Sa, 18. August 2018

Verzichtete auf Bibel

02.06.2018 11:28

Sanchez als Regierungschef Spaniens vereidigt

Der Sozialist Pedro Sanchez ist am Samstag von König Felipe VI. als neuer spanischer Regierungschef vereidigt worden. Der 46-Jährige legte den Amtseid an Vormittag im Zarzuela-Palast am Stadtrand von Madrid ab. Damit ist Sanchez der siebte Ministerpräsident des Landes seit dem Ende der Franco-Diktatur 1975 - und der erste, der ohne Parlamentswahl an die Macht gekommen ist.

Erstmals in der Geschichte Spaniens verzichtete ein Ministerpräsident bei seiner Vereidigung auf eine Bibel.
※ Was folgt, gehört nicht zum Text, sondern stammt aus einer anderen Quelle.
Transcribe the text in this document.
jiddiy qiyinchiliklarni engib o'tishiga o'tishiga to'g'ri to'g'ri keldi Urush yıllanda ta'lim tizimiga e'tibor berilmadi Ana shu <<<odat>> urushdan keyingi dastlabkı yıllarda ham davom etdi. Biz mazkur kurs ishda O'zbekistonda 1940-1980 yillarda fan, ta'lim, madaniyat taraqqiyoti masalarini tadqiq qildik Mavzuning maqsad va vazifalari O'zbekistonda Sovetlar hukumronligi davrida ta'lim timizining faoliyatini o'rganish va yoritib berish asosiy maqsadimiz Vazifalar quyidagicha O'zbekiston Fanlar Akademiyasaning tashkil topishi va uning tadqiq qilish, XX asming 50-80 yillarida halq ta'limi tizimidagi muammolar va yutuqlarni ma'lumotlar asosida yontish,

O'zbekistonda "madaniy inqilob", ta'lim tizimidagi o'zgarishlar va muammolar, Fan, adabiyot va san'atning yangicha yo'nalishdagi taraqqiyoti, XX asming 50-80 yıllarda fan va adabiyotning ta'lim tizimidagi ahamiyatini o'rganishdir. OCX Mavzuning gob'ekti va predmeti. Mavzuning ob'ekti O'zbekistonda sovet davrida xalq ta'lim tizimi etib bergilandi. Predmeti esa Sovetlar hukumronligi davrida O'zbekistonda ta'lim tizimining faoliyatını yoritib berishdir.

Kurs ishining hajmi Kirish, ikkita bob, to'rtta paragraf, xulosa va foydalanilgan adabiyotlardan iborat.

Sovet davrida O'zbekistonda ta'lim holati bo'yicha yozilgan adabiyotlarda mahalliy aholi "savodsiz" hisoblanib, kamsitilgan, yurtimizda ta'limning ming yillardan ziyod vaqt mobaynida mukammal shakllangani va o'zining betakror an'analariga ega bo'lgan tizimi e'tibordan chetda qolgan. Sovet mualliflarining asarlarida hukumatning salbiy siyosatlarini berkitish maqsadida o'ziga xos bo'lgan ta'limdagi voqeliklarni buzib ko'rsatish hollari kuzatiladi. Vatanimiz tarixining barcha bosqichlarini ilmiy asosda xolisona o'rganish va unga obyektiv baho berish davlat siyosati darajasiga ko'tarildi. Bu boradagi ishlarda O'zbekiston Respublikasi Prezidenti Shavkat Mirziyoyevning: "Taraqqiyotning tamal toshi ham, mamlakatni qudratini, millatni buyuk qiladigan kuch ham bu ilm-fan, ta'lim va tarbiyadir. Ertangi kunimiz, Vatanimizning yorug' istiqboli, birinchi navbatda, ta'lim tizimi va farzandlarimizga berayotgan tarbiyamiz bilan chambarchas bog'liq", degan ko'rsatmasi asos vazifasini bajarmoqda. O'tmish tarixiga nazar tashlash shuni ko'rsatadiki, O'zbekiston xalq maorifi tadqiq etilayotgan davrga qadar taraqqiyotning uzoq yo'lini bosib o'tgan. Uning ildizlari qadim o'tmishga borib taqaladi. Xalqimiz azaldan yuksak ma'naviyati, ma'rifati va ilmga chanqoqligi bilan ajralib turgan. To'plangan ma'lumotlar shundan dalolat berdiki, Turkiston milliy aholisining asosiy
Sanchez hatte Ende vergangener Woche einen konstruktiven Misstrauensantrag gegen seinen Vorgänger Mariano Rajoy eingebracht, nachdem dessen konservative Volkspartei PP in einer Korruptionsaffäre vom nationalen Strafgerichtshof zu einer Geldstrafe und mehrere frühere PP-Mitglieder zu teils langjährigen Haftstrafen verurteilt worden waren.

Am Freitag hatte er das Votum im Parlament gewonnen: 180 Mitglieder des 350-köpfigen Parlaments stimmten für den Ökonomiedozenten, der die Sozialistische Partei PSOE seit 2014 führt. Rajoy nahm an der Vereidigung seines Nachfolgers teil.

Schwere Zeiten für Sanchez
Nun muss Sanchez sein Kabinett zusammenstellen. Es wird erwartet, dass das als linkspopulistisch eingestufte Bündnis Unidos Podemos, das die PSOE bei der Abstimmung unterstützt hat, mehrere Minister stellen wird. Unklar ist, welche Zugeständnisse Sanchez mehreren kleinen Regionalparteien - unter anderem aus der Krisenregion Katalonien - für ihre Unterstützung machen will.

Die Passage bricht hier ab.